Nous avons eu de très agréables surprises du côté des receveurs. Premièrement, que dire de M. Gros Jeu, Jake Wieneke? Ce gars est sorti de nulle part est s’est imposé comme celui qui pouvait sortir de l’ombre lorsque l’équipe en avait besoin. À un certain moment, il avait 4 touchés en 9 réceptions, et on ne parle pas des deuxièmes essais convertis grâce à ses excellentes mains. Wieneke est un joueur d’avenir et il a montré l’éventail de ses qualités. Imaginez lorsqu’il progressera encore. On a aussi assisté à l’éclosion réelle de Eugene Lewis. Ce dernier a toujours laissé poindre qu’il serait un bon receveur, mais il a consolidé cette saison les espoirs fondés en lui. Receveur intelligent et combatif, Lewis est maintenant un joueur que les équipes s’arracheront lorsqu’il deviendra agent libre. Il a révélé cette saison ce que je lui avais annoncé il y a 2 ans à Toronto, après la débandade contre Ray et sa troupe. Je suis déçu pour Cunningham qui était parti pour une autre belle saison. Moins constant que Lewis mais plus physique que ce dernier, Cunningham demeurait un joueur à surveiller. Son absence a toutefois permis à d’autre de s’illustrer. Je pense à Posey et Bray. Posey a été au cœur de nombre de jeux importants, signe qu’il fait ses tracés avec intelligence et que ses mains sont fiables. La fin de sa saison n’a jamais été vraiment comblée, ni par Absher, ni par Matthews. Bray est finalement le type de receveur qui a manqué aux Alouettes depuis longtemps. Un receveur rapide qui sait se libérer et attraper des ballons dans des situations de couverture serrée. Il a quelque fois échappé des ballons qu’il aurait dû attraper, mais l’ensemble de son œuvre est positif. Félix Faubert-Lussier n’a pas mal fait, mais il a encore à peaufiner son métier. Il me fait penser à Jean-Christophe Beaulieu à ses débuts. Nous verrons s’il pourra réussir à conserver sa place dans la prochaine saison.

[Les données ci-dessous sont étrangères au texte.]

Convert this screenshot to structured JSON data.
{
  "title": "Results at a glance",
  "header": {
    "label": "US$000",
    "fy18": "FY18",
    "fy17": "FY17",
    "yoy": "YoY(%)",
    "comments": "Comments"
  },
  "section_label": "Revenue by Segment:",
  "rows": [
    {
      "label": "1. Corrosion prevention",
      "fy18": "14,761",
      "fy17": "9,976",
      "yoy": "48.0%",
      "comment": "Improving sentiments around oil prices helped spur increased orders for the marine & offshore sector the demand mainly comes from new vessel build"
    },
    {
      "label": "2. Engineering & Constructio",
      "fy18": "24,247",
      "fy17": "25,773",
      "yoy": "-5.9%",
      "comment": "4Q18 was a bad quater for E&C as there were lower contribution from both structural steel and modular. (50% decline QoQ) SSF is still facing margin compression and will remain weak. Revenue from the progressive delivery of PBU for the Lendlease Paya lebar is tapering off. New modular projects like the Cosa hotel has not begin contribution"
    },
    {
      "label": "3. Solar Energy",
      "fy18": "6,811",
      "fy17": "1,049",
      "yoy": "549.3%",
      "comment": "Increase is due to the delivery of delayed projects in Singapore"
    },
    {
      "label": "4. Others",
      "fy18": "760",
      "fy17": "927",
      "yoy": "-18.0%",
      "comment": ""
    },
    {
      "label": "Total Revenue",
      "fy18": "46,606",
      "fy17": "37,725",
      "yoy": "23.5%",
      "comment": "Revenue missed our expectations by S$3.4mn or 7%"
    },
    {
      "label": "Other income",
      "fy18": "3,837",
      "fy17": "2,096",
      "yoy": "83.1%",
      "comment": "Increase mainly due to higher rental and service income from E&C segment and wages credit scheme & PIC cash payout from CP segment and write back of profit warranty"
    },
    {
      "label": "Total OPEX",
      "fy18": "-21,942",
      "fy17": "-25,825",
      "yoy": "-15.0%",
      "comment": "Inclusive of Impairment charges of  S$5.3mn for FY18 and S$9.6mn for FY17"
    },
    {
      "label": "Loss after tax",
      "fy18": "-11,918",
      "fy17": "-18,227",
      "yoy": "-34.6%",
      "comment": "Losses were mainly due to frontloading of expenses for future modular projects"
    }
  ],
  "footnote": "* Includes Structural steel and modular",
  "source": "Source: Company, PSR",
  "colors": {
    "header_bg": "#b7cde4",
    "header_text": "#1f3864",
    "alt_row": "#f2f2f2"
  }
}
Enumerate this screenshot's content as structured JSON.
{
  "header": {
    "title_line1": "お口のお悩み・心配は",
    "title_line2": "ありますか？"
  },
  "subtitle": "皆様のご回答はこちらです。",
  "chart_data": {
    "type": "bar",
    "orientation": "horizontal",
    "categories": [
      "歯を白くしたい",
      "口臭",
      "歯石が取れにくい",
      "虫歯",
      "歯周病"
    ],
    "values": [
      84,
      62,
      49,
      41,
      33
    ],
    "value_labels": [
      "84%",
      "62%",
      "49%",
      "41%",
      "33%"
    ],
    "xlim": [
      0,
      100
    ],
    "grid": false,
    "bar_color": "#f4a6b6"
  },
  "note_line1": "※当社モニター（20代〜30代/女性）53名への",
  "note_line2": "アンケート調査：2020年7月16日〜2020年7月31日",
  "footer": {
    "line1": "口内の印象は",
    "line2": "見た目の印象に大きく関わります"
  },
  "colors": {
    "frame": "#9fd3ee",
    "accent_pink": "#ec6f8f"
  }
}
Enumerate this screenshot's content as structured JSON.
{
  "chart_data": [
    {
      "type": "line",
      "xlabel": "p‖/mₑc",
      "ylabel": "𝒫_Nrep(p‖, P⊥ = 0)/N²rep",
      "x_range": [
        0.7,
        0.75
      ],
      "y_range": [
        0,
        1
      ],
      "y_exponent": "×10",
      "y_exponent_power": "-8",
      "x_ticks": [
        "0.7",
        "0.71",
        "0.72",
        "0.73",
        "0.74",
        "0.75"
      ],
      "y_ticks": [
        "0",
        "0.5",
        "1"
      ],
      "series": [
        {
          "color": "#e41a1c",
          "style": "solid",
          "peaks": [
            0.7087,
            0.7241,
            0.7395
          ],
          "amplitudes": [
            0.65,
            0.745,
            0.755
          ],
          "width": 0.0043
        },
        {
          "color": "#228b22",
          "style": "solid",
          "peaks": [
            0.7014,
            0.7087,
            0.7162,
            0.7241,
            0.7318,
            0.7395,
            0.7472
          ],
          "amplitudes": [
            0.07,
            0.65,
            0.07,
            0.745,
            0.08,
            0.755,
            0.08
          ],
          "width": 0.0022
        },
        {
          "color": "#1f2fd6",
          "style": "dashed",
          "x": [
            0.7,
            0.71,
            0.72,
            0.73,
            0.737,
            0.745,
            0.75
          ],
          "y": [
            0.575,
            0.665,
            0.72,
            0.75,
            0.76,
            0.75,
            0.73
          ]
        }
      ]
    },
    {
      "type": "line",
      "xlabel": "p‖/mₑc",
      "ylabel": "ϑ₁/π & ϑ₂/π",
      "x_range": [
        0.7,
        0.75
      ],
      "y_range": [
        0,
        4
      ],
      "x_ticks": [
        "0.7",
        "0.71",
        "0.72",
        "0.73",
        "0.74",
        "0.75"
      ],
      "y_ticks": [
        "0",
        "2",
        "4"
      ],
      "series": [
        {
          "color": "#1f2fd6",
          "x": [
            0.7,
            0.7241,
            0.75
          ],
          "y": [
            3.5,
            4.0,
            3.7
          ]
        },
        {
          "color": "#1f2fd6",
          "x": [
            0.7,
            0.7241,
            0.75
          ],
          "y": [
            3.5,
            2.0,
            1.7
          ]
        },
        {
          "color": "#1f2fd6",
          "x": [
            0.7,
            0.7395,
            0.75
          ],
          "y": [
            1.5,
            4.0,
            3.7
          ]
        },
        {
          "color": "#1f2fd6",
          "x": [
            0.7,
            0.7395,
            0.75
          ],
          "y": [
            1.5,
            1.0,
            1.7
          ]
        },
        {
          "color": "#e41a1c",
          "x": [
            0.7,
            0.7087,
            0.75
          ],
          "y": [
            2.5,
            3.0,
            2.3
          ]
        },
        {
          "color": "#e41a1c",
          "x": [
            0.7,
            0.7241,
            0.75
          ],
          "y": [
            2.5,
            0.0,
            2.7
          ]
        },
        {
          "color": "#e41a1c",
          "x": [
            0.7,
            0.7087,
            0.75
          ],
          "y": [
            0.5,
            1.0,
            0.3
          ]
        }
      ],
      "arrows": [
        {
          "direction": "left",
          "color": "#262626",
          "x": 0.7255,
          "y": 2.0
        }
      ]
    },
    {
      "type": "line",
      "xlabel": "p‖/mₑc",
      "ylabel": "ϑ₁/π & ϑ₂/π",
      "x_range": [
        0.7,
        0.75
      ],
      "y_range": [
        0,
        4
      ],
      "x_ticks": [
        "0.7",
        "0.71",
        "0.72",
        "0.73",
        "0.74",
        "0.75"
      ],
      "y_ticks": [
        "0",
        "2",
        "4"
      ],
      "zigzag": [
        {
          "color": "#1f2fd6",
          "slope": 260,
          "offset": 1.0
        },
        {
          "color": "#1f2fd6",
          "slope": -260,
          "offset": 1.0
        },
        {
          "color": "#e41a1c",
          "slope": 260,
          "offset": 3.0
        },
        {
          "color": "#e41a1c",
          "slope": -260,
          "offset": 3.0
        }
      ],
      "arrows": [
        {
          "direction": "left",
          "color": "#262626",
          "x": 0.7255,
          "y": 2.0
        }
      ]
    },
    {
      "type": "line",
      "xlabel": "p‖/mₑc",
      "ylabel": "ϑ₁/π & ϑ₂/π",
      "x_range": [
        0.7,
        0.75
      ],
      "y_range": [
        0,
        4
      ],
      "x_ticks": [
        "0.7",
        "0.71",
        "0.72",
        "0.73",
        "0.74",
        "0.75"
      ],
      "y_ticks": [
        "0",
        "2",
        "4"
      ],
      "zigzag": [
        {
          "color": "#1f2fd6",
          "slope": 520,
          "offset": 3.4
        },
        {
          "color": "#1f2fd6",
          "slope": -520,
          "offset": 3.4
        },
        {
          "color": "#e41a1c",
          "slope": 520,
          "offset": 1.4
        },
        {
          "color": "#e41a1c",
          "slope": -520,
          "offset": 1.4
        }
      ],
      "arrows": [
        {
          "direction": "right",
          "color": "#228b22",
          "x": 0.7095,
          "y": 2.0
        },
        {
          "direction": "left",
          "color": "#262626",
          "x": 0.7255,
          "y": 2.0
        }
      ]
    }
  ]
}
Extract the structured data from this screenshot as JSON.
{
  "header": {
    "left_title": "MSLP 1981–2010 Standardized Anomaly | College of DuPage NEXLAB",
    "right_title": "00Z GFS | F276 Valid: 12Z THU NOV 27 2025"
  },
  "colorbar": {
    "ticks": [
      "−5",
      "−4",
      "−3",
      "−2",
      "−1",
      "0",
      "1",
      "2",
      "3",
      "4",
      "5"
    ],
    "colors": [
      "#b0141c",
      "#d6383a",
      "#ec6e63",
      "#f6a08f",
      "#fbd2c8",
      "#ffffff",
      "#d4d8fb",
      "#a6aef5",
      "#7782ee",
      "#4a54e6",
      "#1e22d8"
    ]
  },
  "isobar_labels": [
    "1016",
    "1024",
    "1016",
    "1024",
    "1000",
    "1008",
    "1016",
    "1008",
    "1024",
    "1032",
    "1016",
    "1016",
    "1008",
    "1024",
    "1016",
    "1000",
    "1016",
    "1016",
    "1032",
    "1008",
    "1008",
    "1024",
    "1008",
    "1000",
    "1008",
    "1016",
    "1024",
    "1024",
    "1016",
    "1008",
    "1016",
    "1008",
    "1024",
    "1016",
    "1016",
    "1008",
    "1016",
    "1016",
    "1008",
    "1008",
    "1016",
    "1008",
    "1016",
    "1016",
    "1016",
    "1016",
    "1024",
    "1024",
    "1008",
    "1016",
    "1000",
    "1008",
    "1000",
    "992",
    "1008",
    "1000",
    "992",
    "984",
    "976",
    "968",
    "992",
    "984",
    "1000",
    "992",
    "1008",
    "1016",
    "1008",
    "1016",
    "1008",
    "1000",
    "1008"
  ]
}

Il ressort de ceci que les Alouettes ont enfin de quoi bâtir à l’attaque, chose que nous n’avons pas vu depuis une dynastie. Ceci a grandement contribué au regain d’intérêt du public dans la formation montréalaise et il est à souhaiter que ce ne soit que le début d’une belle progression, comme celle des Bou! Bombers il y a 2 saisons.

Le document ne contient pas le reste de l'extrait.